Here are a few terms your expert may utilize to prepare for the next plan:
- Atypical squamous cells of undetermined significance(ASCUS). Squamous cells are thinly spread and develop on the surface of the cervix.
If no high-risk infections are present, the strange cells found with the test are not of serious concern. If high-risk infections are available, you’ll require additional testing.
- Squamous intraepithelial lesion. This term is used to demonstrate the cells that are gathered from the Pap smear that might be pre-cancerous.
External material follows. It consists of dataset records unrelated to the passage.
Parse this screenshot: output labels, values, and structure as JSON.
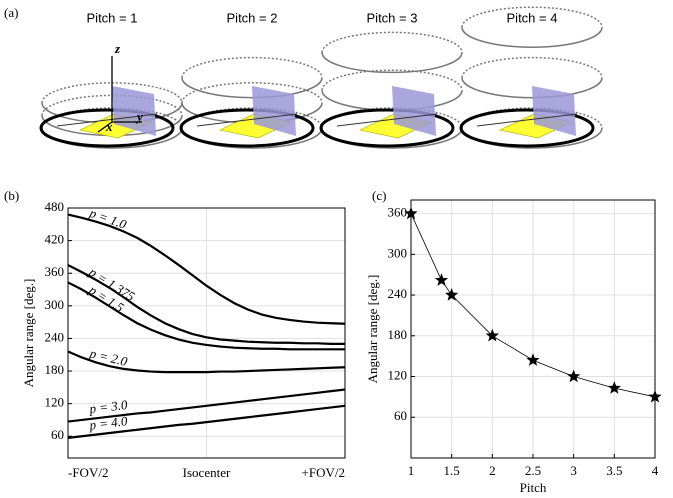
{
  "figure": {
    "panel_labels": [
      "(a)",
      "(b)",
      "(c)"
    ],
    "illustration": {
      "titles": [
        "Pitch = 1",
        "Pitch = 2",
        "Pitch = 3",
        "Pitch = 4"
      ],
      "axis_labels": [
        "z",
        "x",
        "y"
      ]
    }
  },
  "chart_data": [
    {
      "type": "line",
      "ylabel": "Angular range [deg.]",
      "categories": [
        "-FOV/2",
        null,
        null,
        null,
        null,
        null,
        null,
        null,
        null,
        null,
        "Isocenter",
        null,
        null,
        null,
        null,
        null,
        null,
        null,
        null,
        null,
        "+FOV/2"
      ],
      "series": [
        {
          "name": "p = 1.0",
          "color": "#000000",
          "values": [
            468,
            462,
            455,
            447,
            437,
            425,
            410,
            393,
            375,
            356,
            337,
            320,
            305,
            293,
            284,
            278,
            274,
            271,
            269,
            268,
            267
          ]
        },
        {
          "name": "p = 1.375",
          "color": "#000000",
          "values": [
            375,
            362,
            348,
            333,
            316,
            298,
            282,
            268,
            257,
            248,
            242,
            238,
            236,
            234,
            233,
            232,
            232,
            231,
            231,
            230,
            230
          ]
        },
        {
          "name": "p = 1.5",
          "color": "#000000",
          "values": [
            343,
            330,
            315,
            299,
            283,
            268,
            256,
            246,
            238,
            232,
            228,
            225,
            223,
            222,
            221,
            221,
            220,
            220,
            220,
            220,
            220
          ]
        },
        {
          "name": "p = 2.0",
          "color": "#000000",
          "values": [
            216,
            205,
            196,
            189,
            184,
            181,
            179,
            178,
            178,
            178,
            178,
            179,
            179,
            180,
            181,
            182,
            183,
            184,
            185,
            186,
            187
          ]
        },
        {
          "name": "p = 3.0",
          "color": "#000000",
          "values": [
            87,
            90,
            93,
            96,
            99,
            102,
            104,
            107,
            110,
            113,
            116,
            119,
            122,
            125,
            128,
            131,
            134,
            137,
            140,
            143,
            146
          ]
        },
        {
          "name": "p = 4.0",
          "color": "#000000",
          "values": [
            57,
            60,
            63,
            66,
            69,
            72,
            75,
            78,
            81,
            83,
            86,
            89,
            92,
            95,
            98,
            101,
            104,
            107,
            110,
            113,
            116
          ]
        }
      ],
      "ylim": [
        20,
        480
      ],
      "yticks": [
        60,
        120,
        180,
        240,
        300,
        360,
        420,
        480
      ],
      "grid": true
    },
    {
      "type": "line",
      "marker": "star",
      "xlabel": "Pitch",
      "ylabel": "Angular range [deg.]",
      "x": [
        1,
        1.375,
        1.5,
        2,
        2.5,
        3,
        3.5,
        4
      ],
      "values": [
        360,
        261.8,
        240,
        180,
        144,
        120,
        102.9,
        90
      ],
      "color": "#000000",
      "xlim": [
        1,
        4
      ],
      "xticks": [
        1,
        1.5,
        2,
        2.5,
        3,
        3.5,
        4
      ],
      "ylim": [
        0,
        380
      ],
      "yticks": [
        60,
        120,
        180,
        240,
        300,
        360
      ],
      "grid": true
    }
  ]
}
If the cells develop, there’s a high possibility that the lesion may form into disease much sooner. Further testing is important.
- Atypical glandular cells. Glandular cells secrete mucus and are located in the opening of your cervix and inside your uterus. Typical glandular cells may appear strange, however it’s unclear as to whether they’re dangerous.
Additionally testing is required to know the status of these strange cells and their extent of involvement.
- Squamous cell cancer or adenocarcinoma cells. This outcome implies that the cells gathered by the Pap smear show up so unusual that the pathologist is relatively sure that a malignancy is present.